Project-MONAI / MONAI

AI Toolkit for Healthcare Imaging
https://monai.io/
Apache License 2.0
5.87k stars 1.09k forks source link

CSVDataset behaves unexpectedly if src is a dataframe unexpected index #8201

Open ashgillman opened 1 day ago

ashgillman commented 1 day ago

Describe the bug CSVDataset accepts pandas DataFrames as input for src. But it makes assumptions about the index.

This is because convert_tables_to_dicts uses .loc instead of .iloc.
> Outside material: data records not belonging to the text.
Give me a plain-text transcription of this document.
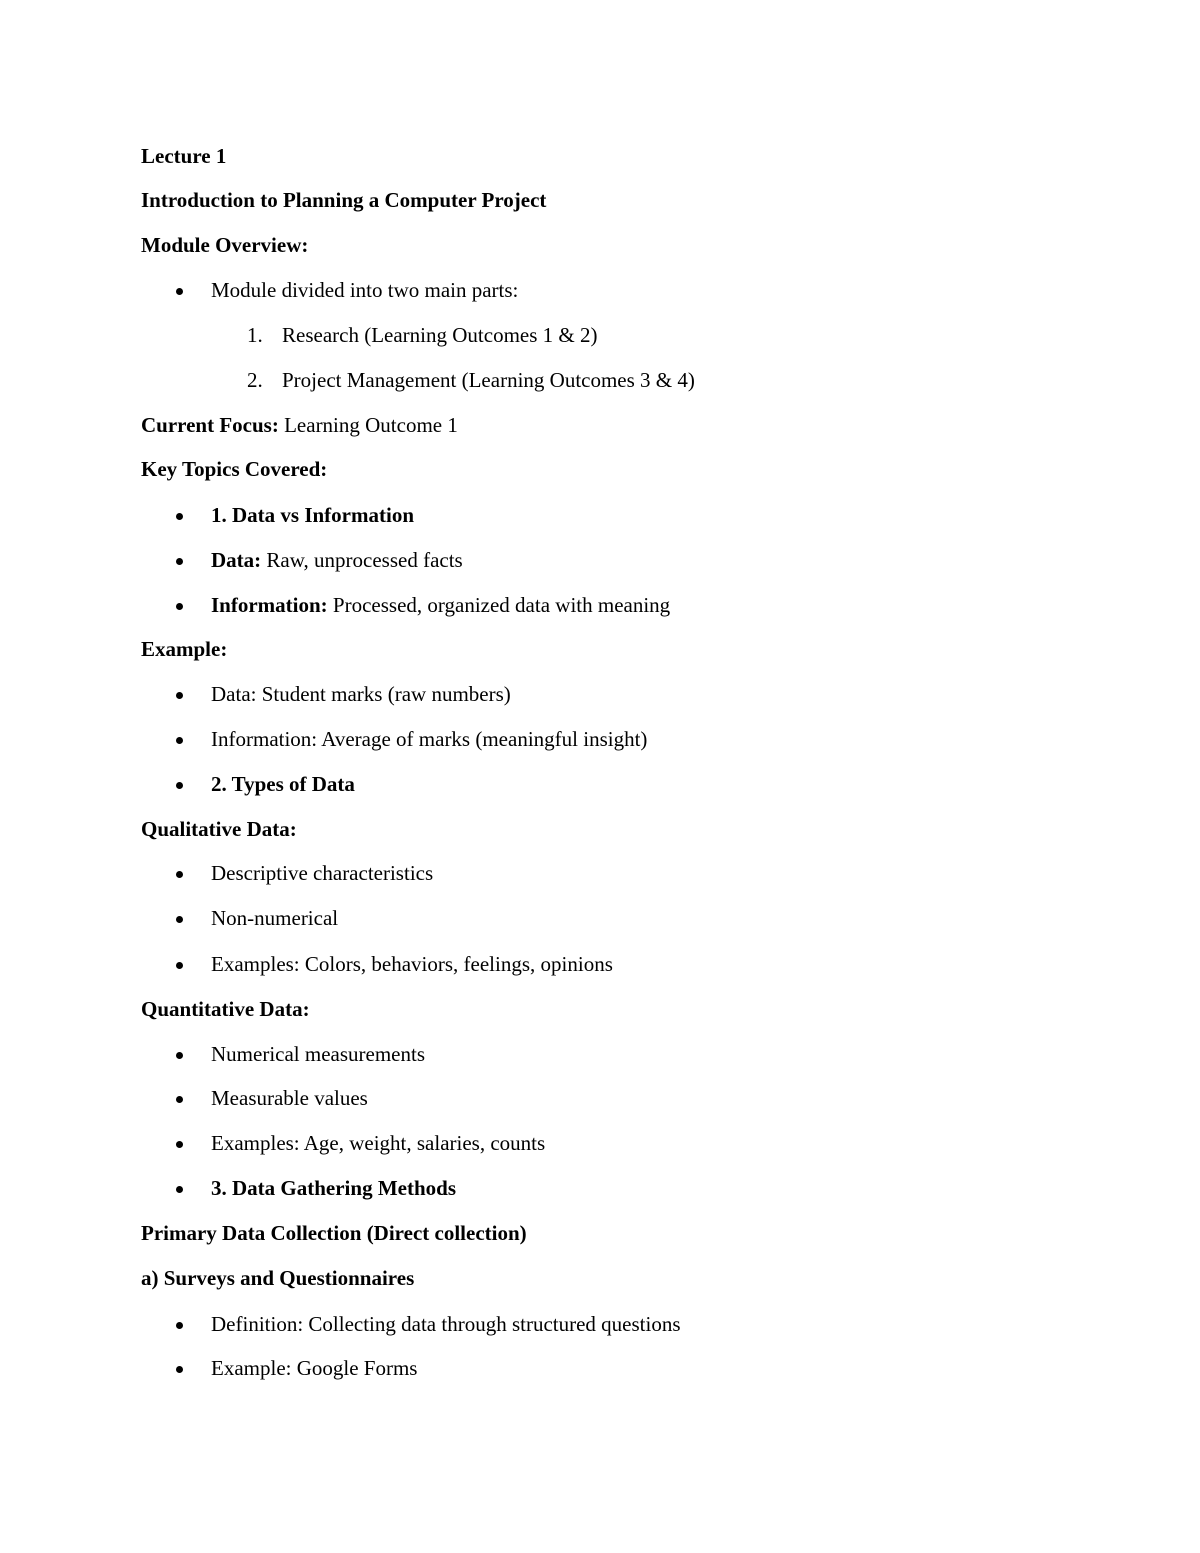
Lecture 1
Introduction to Planning a Computer Project
Module Overview:
Module divided into two main parts:
1. Research (Learning Outcomes 1 & 2)
2. Project Management (Learning Outcomes 3 & 4)
Current Focus: Learning Outcome 1
Key Topics Covered:
1. Data vs Information
Data: Raw, unprocessed facts
Information: Processed, organized data with meaning
Example:
Data: Student marks (raw numbers)
Information: Average of marks (meaningful insight)
2. Types of Data
Qualitative Data:
Descriptive characteristics
Non-numerical
Examples: Colors, behaviors, feelings, opinions
Quantitative Data:
Numerical measurements
Measurable values
Examples: Age, weight, salaries, counts
3. Data Gathering Methods
Primary Data Collection (Direct collection)
a) Surveys and Questionnaires
Definition: Collecting data through structured questions
Example: Google Forms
It generates ordinal indexes to subset on but treats them as names indices.

https://github.com/Project-MONAI/MONAI/blob/0bb20a88ec7869f6453aa58890df50ad6b2b6271/monai/data/utils.py#L1494

To Reproduce

import numpy
import pandas
import monai

df = pandas.DataFrame(numpy.random.random((50, 3)))
df_subset = df.iloc[numpy.arange(0, 50, 5)]
print(df_subset.shape)  # (10, 3)

ds = monai.data.CSVDataset(df_subset)
print(len(ds))  # 3

Expected behavior print(len(ds)) should return 10. It returns 3 because it looks up indices slice(10), which match indices 0, 5 and 10 from the subset.
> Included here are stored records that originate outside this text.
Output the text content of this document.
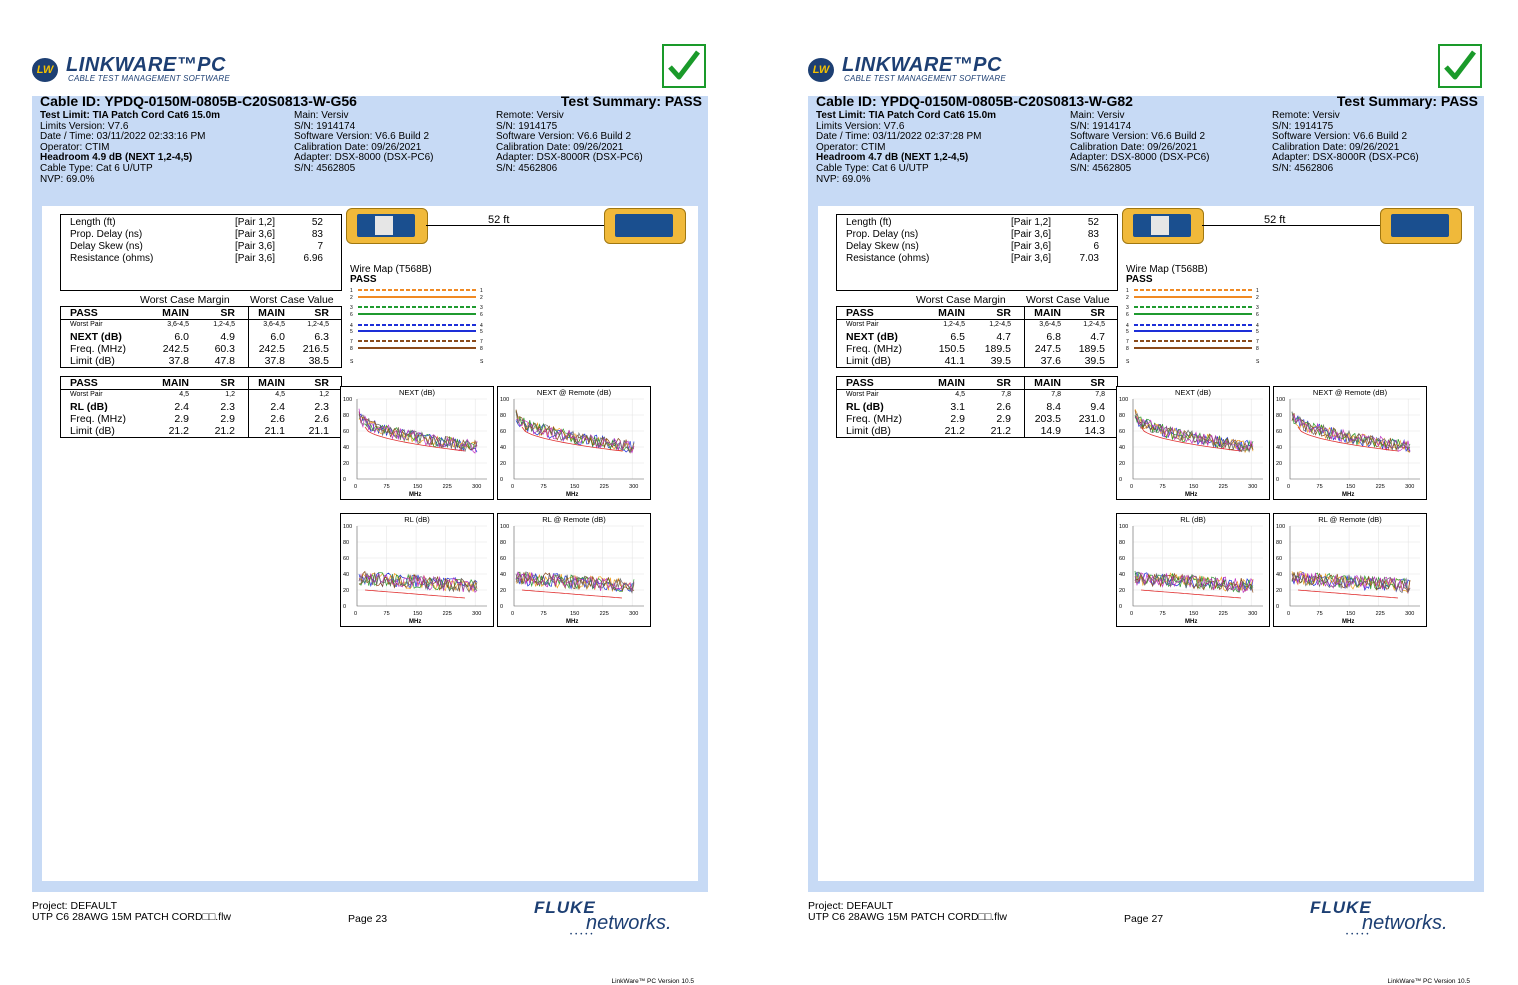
LW LINKWARE™PC
CABLE TEST MANAGEMENT SOFTWARE
Cable ID: YPDQ-0150M-0805B-C20S0813-W-G56	Test Summary: PASS
Test Limit: TIA Patch Cord Cat6 15.0m
Limits Version: V7.6
Date / Time: 03/11/2022 02:33:16 PM
Operator: CTIM
Headroom 4.9 dB (NEXT 1,2-4,5)
Cable Type: Cat 6 U/UTP
NVP: 69.0%
Main: Versiv
S/N: 1914174
Software Version: V6.6 Build 2
Calibration Date: 09/26/2021
Adapter: DSX-8000 (DSX-PC6)
S/N: 4562805
Remote: Versiv
S/N: 1914175
Software Version: V6.6 Build 2
Calibration Date: 09/26/2021
Adapter: DSX-8000R (DSX-PC6)
S/N: 4562806
Length (ft)	[Pair 1,2]	52
Prop. Delay (ns)	[Pair 3,6]	83
Delay Skew (ns)	[Pair 3,6]	7
Resistance (ohms)	[Pair 3,6]	6.96
Worst Case Margin Worst Case Value
PASS	MAIN	SR MAIN	SR
Worst Pair	3,6-4,5	1,2-4,5	3,6-4,5	1,2-4,5
NEXT (dB)	6.0	4.9	6.0	6.3
Freq. (MHz)	242.5 60.3 242.5 216.5
Limit (dB)	37.8 47.8	37.8 38.5
PASS	MAIN	SR MAIN	SR
Worst Pair	4,5	1,2	4,5	1,2
RL (dB)	2.4	2.3	2.4	2.3
Freq. (MHz)	2.9	2.9	2.6	2.6
Limit (dB)	21.2 21.2	21.1 21.1
52 ft
Wire Map (T568B)
PASS
1	1
2	2
3	3
6	6
4	4
5	5
7	7
8	8
S	S
NEXT (dB)
100
80
60
40
20
0
0	75	150	225	300
MHz
NEXT @ Remote (dB)
100
80
60
40
20
0
0	75	150	225	300
MHz
RL (dB)
100
80
60
40
20
0
0	75	150	225	300
MHz
RL @ Remote (dB)
100
80
60
40
20
0
0	75	150	225	300
MHz
LinkWare™ PC Version 10.5
Project: DEFAULT
UTP C6 28AWG 15M PATCH CORD□□.flw	Page 23
FLUKE
networks.
•••••
LW LINKWARE™PC
CABLE TEST MANAGEMENT SOFTWARE
Cable ID: YPDQ-0150M-0805B-C20S0813-W-G82	Test Summary: PASS
Test Limit: TIA Patch Cord Cat6 15.0m
Limits Version: V7.6
Date / Time: 03/11/2022 02:37:28 PM
Operator: CTIM
Headroom 4.7 dB (NEXT 1,2-4,5)
Cable Type: Cat 6 U/UTP
NVP: 69.0%
Main: Versiv
S/N: 1914174
Software Version: V6.6 Build 2
Calibration Date: 09/26/2021
Adapter: DSX-8000 (DSX-PC6)
S/N: 4562805
Remote: Versiv
S/N: 1914175
Software Version: V6.6 Build 2
Calibration Date: 09/26/2021
Adapter: DSX-8000R (DSX-PC6)
S/N: 4562806
Length (ft)	[Pair 1,2]	52
Prop. Delay (ns)	[Pair 3,6]	83
Delay Skew (ns)	[Pair 3,6]	6
Resistance (ohms)	[Pair 3,6]	7.03
Worst Case Margin Worst Case Value
PASS	MAIN	SR MAIN	SR
Worst Pair	1,2-4,5	1,2-4,5	3,6-4,5	1,2-4,5
NEXT (dB)	6.5	4.7	6.8	4.7
Freq. (MHz)	150.5 189.5 247.5 189.5
Limit (dB)	41.1 39.5	37.6 39.5
PASS	MAIN	SR MAIN	SR
Worst Pair	4,5	7,8	7,8	7,8
RL (dB)	3.1	2.6	8.4	9.4
Freq. (MHz)	2.9	2.9 203.5 231.0
Limit (dB)	21.2 21.2	14.9 14.3
52 ft
Wire Map (T568B)
PASS
1	1
2	2
3	3
6	6
4	4
5	5
7	7
8	8
S	S
NEXT (dB)
100
80
60
40
20
0
0	75	150	225	300
MHz
NEXT @ Remote (dB)
100
80
60
40
20
0
0	75	150	225	300
MHz
RL (dB)
100
80
60
40
20
0
0	75	150	225	300
MHz
RL @ Remote (dB)
100
80
60
40
20
0
0	75	150	225	300
MHz
LinkWare™ PC Version 10.5
Project: DEFAULT
UTP C6 28AWG 15M PATCH CORD□□.flw	Page 27
FLUKE
networks.
•••••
Environment Shouldn't be relevant?

Additional context Simple fix: https://github.com/Project-MONAI/MONAI/blob/0bb20a88ec7869f6453aa58890df50ad6b2b6271/monai/data/utils.py#L1494

The first .loc should be .iloc, and the second should be .iloc[rows][col_names]

ashgillman commented 1 day ago

Workaround is to always ".reset_index()" on src DataFrames.